Politiques structurelles sur le marché du travail : Ensemble de mesures visant à modifier durablement l’organisation, le fonctionnement ou la régulation du marché du travail pour améliorer son efficacité et son fonctionnement global (voir aussi "réforme institutionnelle"). AUTEUR (date) : concept général.
Chômage structurel élevé : Situation où le taux de chômage persiste à un niveau élevé en raison de rigidités, inadéquations ou défaillances institutionnelles du marché du travail, indépendamment des fluctuations conjoncturelles. AUTEUR (date) : définition implicite dans le contexte.
Réformes institutionnelles du marché du travail : Modifications des règles, lois, ou institutions encadrant le marché du travail, telles que la flexibilisation des contrats, la réduction des protections ou la simplification des procédures, dans le but d’accroître la fluidité et l’adaptabilité. AUTEUR (date) : concept clé dans la littérature.
Chômage conjoncturel : Chômage lié aux fluctuations économiques à court terme, généralement réduit par des politiques macroéconomiques (voir aussi "politiques conjoncturelles"). AUTEUR (date) : défini dans la section 2, non à redéfinir ici.

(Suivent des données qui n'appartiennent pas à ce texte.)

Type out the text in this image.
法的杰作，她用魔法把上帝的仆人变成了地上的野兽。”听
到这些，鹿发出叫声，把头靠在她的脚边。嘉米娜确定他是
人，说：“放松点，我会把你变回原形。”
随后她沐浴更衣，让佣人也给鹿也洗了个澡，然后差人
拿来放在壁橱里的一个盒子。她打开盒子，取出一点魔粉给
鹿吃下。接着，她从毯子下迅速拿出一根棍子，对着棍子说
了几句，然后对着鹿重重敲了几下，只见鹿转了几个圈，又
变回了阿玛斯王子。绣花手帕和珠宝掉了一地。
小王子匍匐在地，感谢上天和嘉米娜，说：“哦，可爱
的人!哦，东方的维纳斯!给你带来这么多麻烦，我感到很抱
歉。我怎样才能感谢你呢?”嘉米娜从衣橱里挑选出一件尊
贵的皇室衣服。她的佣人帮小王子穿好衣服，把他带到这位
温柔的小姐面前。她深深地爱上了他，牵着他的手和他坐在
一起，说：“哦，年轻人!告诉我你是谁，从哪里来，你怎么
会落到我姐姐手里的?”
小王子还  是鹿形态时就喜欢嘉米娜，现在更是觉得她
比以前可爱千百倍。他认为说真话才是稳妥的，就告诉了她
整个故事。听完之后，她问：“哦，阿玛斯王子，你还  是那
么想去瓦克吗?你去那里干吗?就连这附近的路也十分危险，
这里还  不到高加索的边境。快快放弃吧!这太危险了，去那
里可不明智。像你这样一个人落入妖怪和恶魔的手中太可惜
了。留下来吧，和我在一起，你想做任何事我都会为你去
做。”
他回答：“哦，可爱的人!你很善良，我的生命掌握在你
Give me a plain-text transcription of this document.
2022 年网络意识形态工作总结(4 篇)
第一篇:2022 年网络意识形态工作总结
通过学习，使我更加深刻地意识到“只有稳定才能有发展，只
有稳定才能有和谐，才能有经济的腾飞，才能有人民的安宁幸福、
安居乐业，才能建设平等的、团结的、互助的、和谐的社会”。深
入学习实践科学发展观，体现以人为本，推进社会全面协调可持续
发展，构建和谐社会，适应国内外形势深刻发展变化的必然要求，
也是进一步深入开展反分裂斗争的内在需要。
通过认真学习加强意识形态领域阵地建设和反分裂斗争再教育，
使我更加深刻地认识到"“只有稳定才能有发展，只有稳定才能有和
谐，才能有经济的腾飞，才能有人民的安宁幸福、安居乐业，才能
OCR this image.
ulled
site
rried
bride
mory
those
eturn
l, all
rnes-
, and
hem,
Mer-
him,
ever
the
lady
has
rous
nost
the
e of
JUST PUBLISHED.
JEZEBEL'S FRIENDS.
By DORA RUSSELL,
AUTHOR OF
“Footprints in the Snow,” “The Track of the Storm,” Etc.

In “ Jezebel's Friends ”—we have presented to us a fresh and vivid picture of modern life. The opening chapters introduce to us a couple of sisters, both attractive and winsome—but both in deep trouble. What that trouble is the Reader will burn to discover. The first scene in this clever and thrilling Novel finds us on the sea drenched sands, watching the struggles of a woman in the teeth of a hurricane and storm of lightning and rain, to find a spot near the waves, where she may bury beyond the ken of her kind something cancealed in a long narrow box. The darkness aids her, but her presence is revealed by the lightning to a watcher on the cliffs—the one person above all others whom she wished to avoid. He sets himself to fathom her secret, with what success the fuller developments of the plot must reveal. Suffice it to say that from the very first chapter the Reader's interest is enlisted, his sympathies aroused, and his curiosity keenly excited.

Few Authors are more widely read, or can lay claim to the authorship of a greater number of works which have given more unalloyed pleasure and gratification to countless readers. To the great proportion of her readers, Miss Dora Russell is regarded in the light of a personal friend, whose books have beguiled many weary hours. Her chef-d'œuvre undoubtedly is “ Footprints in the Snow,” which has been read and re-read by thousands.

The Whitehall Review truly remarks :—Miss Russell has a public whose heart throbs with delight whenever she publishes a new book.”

Différenciation des politiques selon type de chômage : Approche qui adapte les mesures en fonction du chômage structurel ou conjoncturel, privilégiant les politiques structurelles pour le premier et conjoncturelles pour le second, afin d’optimiser l’efficacité. AUTEUR (date) : synthèse des recommandations.
La distinction entre chômage structurel et conjoncturel guide le choix des politiques : les politiques structurelles visent à corriger les défaillances durables du marché du travail, tandis que les politiques conjoncturelles s’attaquent aux fluctuations économiques à court terme.
Les politiques structurelles incluent notamment la réforme institutionnelle, qui peut porter sur la flexibilisation des contrats, la formation professionnelle, ou la réduction des rigidités réglementaires, pour réduire le chômage structurel élevé.
La mise en œuvre de réformes institutionnelles doit prendre en compte leur impact à long terme sur la compétitivité, la flexibilité et la sécurité des travailleurs, tout en évitant des effets négatifs tels que la précarisation.
La différenciation des politiques selon le type de chômage permet d’éviter une approche unique et d’adapter les mesures pour maximiser leur efficacité, notamment en évitant de dépenser inutilement dans des politiques inadaptées.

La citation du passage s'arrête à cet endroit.